Pros:
-- Beautiful park. This is a nature preserve, and poisonous snakes are among the inhabitants. Other than an occasional house or two you glimpse through the trees, you are unlikely to see or hear anything manmade that is not disc golf related.
-- Great land for disc golf. You've got trees, water and good elevation for North Texas.
-- Port-o-potty at parking lot.
-- Coyote tends to have shorter holes with tighter lines compared to Beaver. No. 18 is a good example. It's 200 feet downhill, but the first 50 feet is a tight line through trees. Hit one of those trees and get a bad kick, and bogey is definitely in play. I love wooded holes, and with my noodle arm, shorter holes. Nos. 2-8 fit the bill, all potentially 270 feet or shorter. Three of them are 225 or shorter.
-- Concrete tees pads, although some are chipped/broken at the corners.
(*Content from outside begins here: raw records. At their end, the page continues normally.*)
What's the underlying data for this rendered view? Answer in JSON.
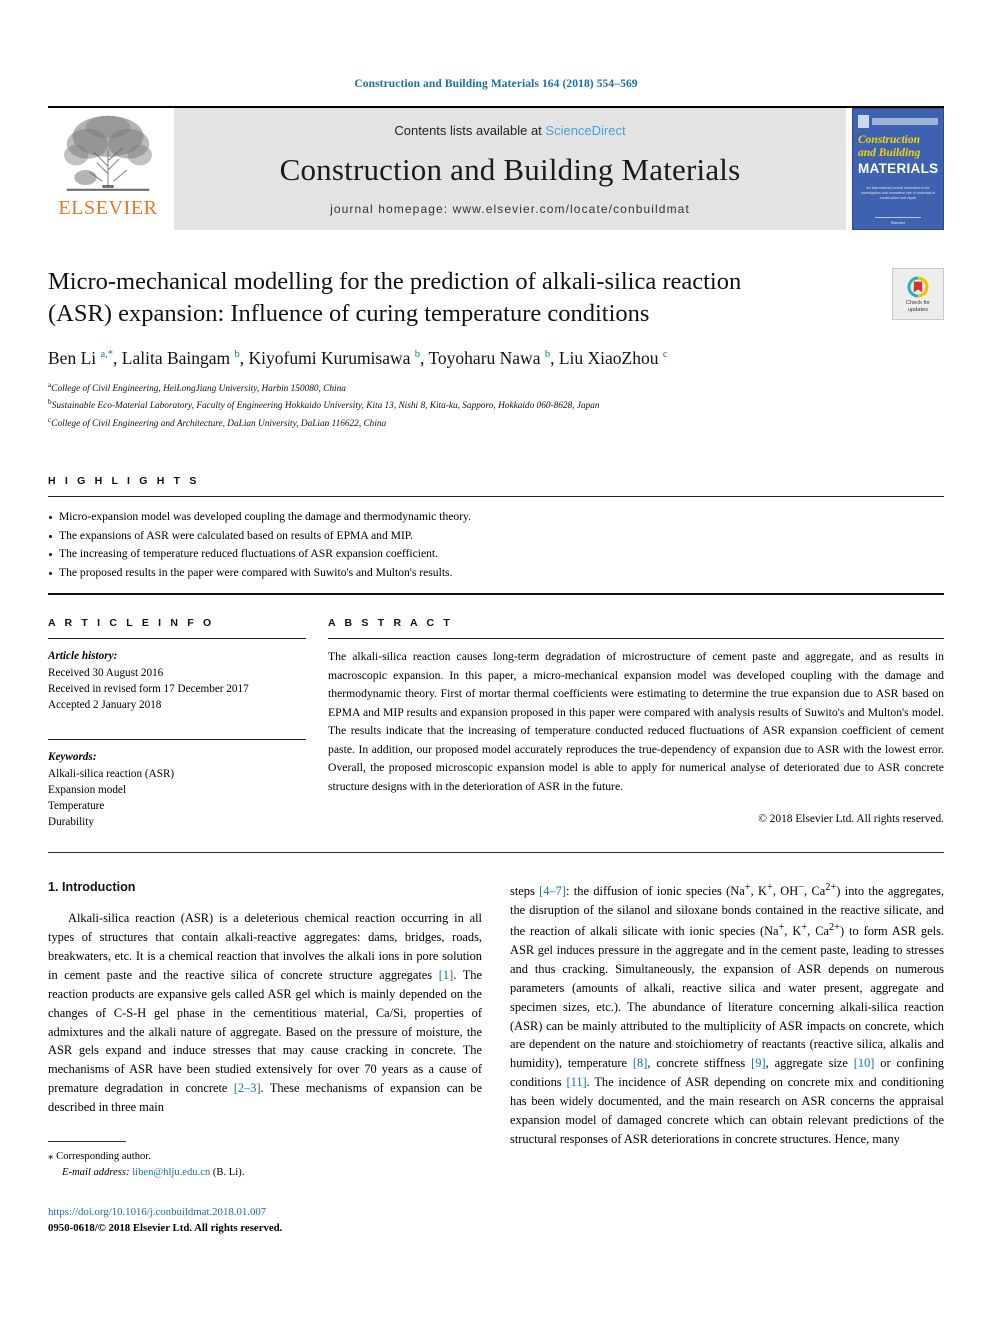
{
  "running_head": "Construction and Building Materials 164 (2018) 554–569",
  "masthead": {
    "publisher_name": "ELSEVIER",
    "contents_prefix": "Contents lists available at ",
    "contents_link": "ScienceDirect",
    "journal_name": "Construction and Building Materials",
    "homepage": "journal homepage: www.elsevier.com/locate/conbuildmat",
    "cover": {
      "line1": "Construction",
      "line2": "and Building",
      "line3": "MATERIALS",
      "subtitle": "An international journal dedicated to the investigation and innovative use of materials in construction and repair",
      "footer": "Elsevier"
    }
  },
  "title": "Micro-mechanical modelling for the prediction of alkali-silica reaction (ASR) expansion: Influence of curing temperature conditions",
  "crossmark": {
    "line1": "Check for",
    "line2": "updates"
  },
  "authors_html": "Ben Li <sup>a,*</sup>, Lalita Baingam <sup>b</sup>, Kiyofumi Kurumisawa <sup>b</sup>, Toyoharu Nawa <sup>b</sup>, Liu XiaoZhou <sup>c</sup>",
  "affiliations": [
    {
      "mark": "a",
      "text": "College of Civil Engineering, HeiLongJiang University, Harbin 150080, China"
    },
    {
      "mark": "b",
      "text": "Sustainable Eco-Material Laboratory, Faculty of Engineering Hokkaido University, Kita 13, Nishi 8, Kita-ku, Sapporo, Hokkaido 060-8628, Japan"
    },
    {
      "mark": "c",
      "text": "College of Civil Engineering and Architecture, DaLian University, DaLian 116622, China"
    }
  ],
  "highlights": {
    "heading": "H I G H L I G H T S",
    "items": [
      "Micro-expansion model was developed coupling the damage and thermodynamic theory.",
      "The expansions of ASR were calculated based on results of EPMA and MIP.",
      "The increasing of temperature reduced fluctuations of ASR expansion coefficient.",
      "The proposed results in the paper were compared with Suwito's and Multon's results."
    ]
  },
  "article_info": {
    "heading": "A R T I C L E  I N F O",
    "history_label": "Article history:",
    "history": [
      "Received 30 August 2016",
      "Received in revised form 17 December 2017",
      "Accepted 2 January 2018"
    ],
    "keywords_label": "Keywords:",
    "keywords": [
      "Alkali-silica reaction (ASR)",
      "Expansion model",
      "Temperature",
      "Durability"
    ]
  },
  "abstract": {
    "heading": "A B S T R A C T",
    "text": "The alkali-silica reaction causes long-term degradation of microstructure of cement paste and aggregate, and as results in macroscopic expansion. In this paper, a micro-mechanical expansion model was developed coupling with the damage and thermodynamic theory. First of mortar thermal coefficients were estimating to determine the true expansion due to ASR based on EPMA and MIP results and expansion proposed in this paper were compared with analysis results of Suwito's and Multon's model. The results indicate that the increasing of temperature conducted reduced fluctuations of ASR expansion coefficient of cement paste. In addition, our proposed model accurately reproduces the true-dependency of expansion due to ASR with the lowest error. Overall, the proposed microscopic expansion model is able to apply for numerical analyse of deteriorated due to ASR concrete structure designs with in the deterioration of ASR in the future.",
    "copyright": "© 2018 Elsevier Ltd. All rights reserved."
  },
  "body": {
    "section_title": "1. Introduction",
    "left_paragraph_html": "Alkali-silica reaction (ASR) is a deleterious chemical reaction occurring in all types of structures that contain alkali-reactive aggregates: dams, bridges, roads, breakwaters, etc. It is a chemical reaction that involves the alkali ions in pore solution in cement paste and the reactive silica of concrete structure aggregates <span class=\"ref\">[1]</span>. The reaction products are expansive gels called ASR gel which is mainly depended on the changes of C-S-H gel phase in the cementitious material, Ca/Si, properties of admixtures and the alkali nature of aggregate. Based on the pressure of moisture, the ASR gels expand and induce stresses that may cause cracking in concrete. The mechanisms of ASR have been studied extensively for over 70 years as a cause of premature degradation in concrete <span class=\"ref\">[2–3]</span>. These mechanisms of expansion can be described in three main",
    "right_paragraph_html": "steps <span class=\"ref\">[4–7]</span>: the diffusion of ionic species (Na<sup>+</sup>, K<sup>+</sup>, OH<sup>−</sup>, Ca<sup>2+</sup>) into the aggregates, the disruption of the silanol and siloxane bonds contained in the reactive silicate, and the reaction of alkali silicate with ionic species (Na<sup>+</sup>, K<sup>+</sup>, Ca<sup>2+</sup>) to form ASR gels. ASR gel induces pressure in the aggregate and in the cement paste, leading to stresses and thus cracking. Simultaneously, the expansion of ASR depends on numerous parameters (amounts of alkali, reactive silica and water present, aggregate and specimen sizes, etc.). The abundance of literature concerning alkali-silica reaction (ASR) can be mainly attributed to the multiplicity of ASR impacts on concrete, which are dependent on the nature and stoichiometry of reactants (reactive silica, alkalis and humidity), temperature <span class=\"ref\">[8]</span>, concrete stiffness <span class=\"ref\">[9]</span>, aggregate size <span class=\"ref\">[10]</span> or confining conditions <span class=\"ref\">[11]</span>. The incidence of ASR depending on concrete mix and conditioning has been widely documented, and the main research on ASR concerns the appraisal expansion model of damaged concrete which can obtain relevant predictions of the structural responses of ASR deteriorations in concrete structures. Hence, many"
  },
  "footnotes": {
    "corresponding_author": "Corresponding author.",
    "email_label": "E-mail address:",
    "email": "liben@hlju.edu.cn",
    "email_owner": "(B. Li).",
    "doi": "https://doi.org/10.1016/j.conbuildmat.2018.01.007",
    "issn_line": "0950-0618/© 2018 Elsevier Ltd. All rights reserved."
  },
  "colors": {
    "link": "#1a6fa8",
    "elsevier_orange": "#e87722",
    "cover_blue": "#3f62b0",
    "cover_yellow": "#f5d20c",
    "band_gray": "#e3e3e3"
  }
}
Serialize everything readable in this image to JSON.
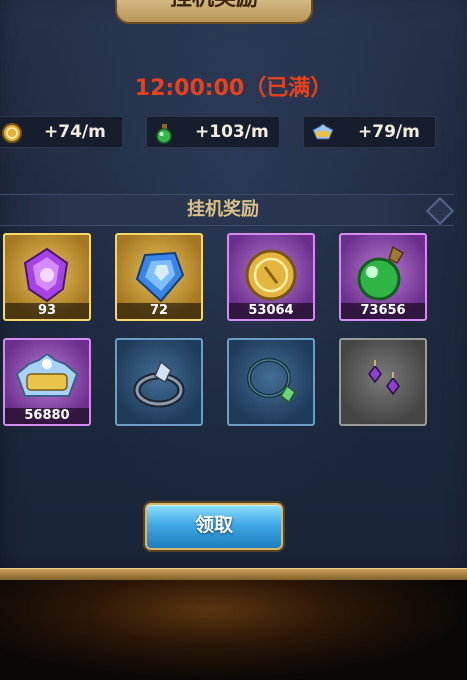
{
  "header": {
    "title": "挂机奖励"
  },
  "timer": {
    "text": "12:00:00（已满）",
    "color": "#e8421c"
  },
  "rates": [
    {
      "icon": "gold-coin-icon",
      "value": "+74/m"
    },
    {
      "icon": "green-potion-icon",
      "value": "+103/m"
    },
    {
      "icon": "exp-badge-icon",
      "value": "+79/m"
    }
  ],
  "section": {
    "title": "挂机奖励"
  },
  "rewards": [
    {
      "icon": "purple-gem-icon",
      "rarity": "gold",
      "count": "93"
    },
    {
      "icon": "blue-gem-icon",
      "rarity": "gold",
      "count": "72"
    },
    {
      "icon": "gold-coin-icon",
      "rarity": "purple",
      "count": "53064"
    },
    {
      "icon": "green-potion-icon",
      "rarity": "purple",
      "count": "73656"
    },
    {
      "icon": "exp-badge-icon",
      "rarity": "purple",
      "count": "56880"
    },
    {
      "icon": "ring-icon",
      "rarity": "blue",
      "count": ""
    },
    {
      "icon": "amulet-icon",
      "rarity": "blue",
      "count": ""
    },
    {
      "icon": "earrings-icon",
      "rarity": "grey",
      "count": ""
    }
  ],
  "actions": {
    "claim_label": "领取"
  }
}
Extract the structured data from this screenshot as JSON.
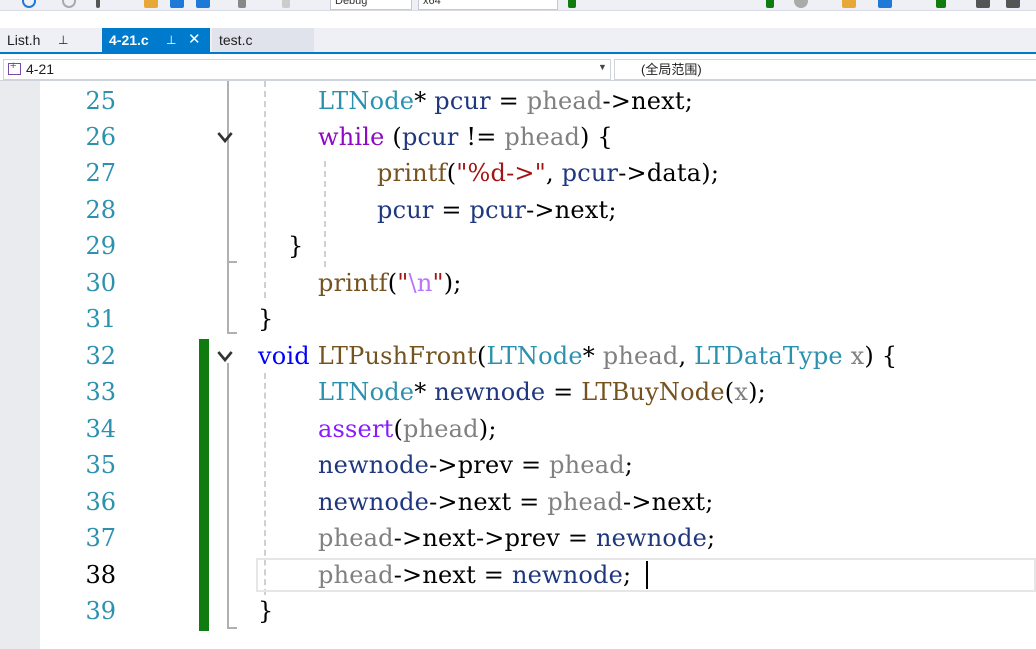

Some are fairly short.
-- Decent custom signs (old but mostly in decent shape).
-- New Veteran baskets are color coded for the two courses: Coyote is red, and Beaver is blue.
Cons:
-- Long walk to reach No. 1, and long walk back to parking lot after 18. If you are playing both courses, you can save yourself some walking by playing Beaver first. After 16, it's a short walk right to Coyote 1. Play the full Coyote course. After 18, you walk right by the Beaver 17 tee on your way to the parking lot.
-- Many trees have been removed, but some toe-breaking stumps remain.
-- Navigation can be tricky. Having played the course dozens of times, I still sometimes have to pause to remember how to get to the next tee.
Other Thoughts:
-- Ace runs abound with 11 holes potentially 260 feet or shorter, but all require accuracy with tree waiting to not just knock you disc down, but send it into serious trouble.
-- No. 1 is a mostly open 300-400 foot hole with a few trees to navigate, depending on the pin location. After that you are in the woods with tight lines until you reach 14, which is a 400-footish downhill throw with trees right and left but a wide fairway.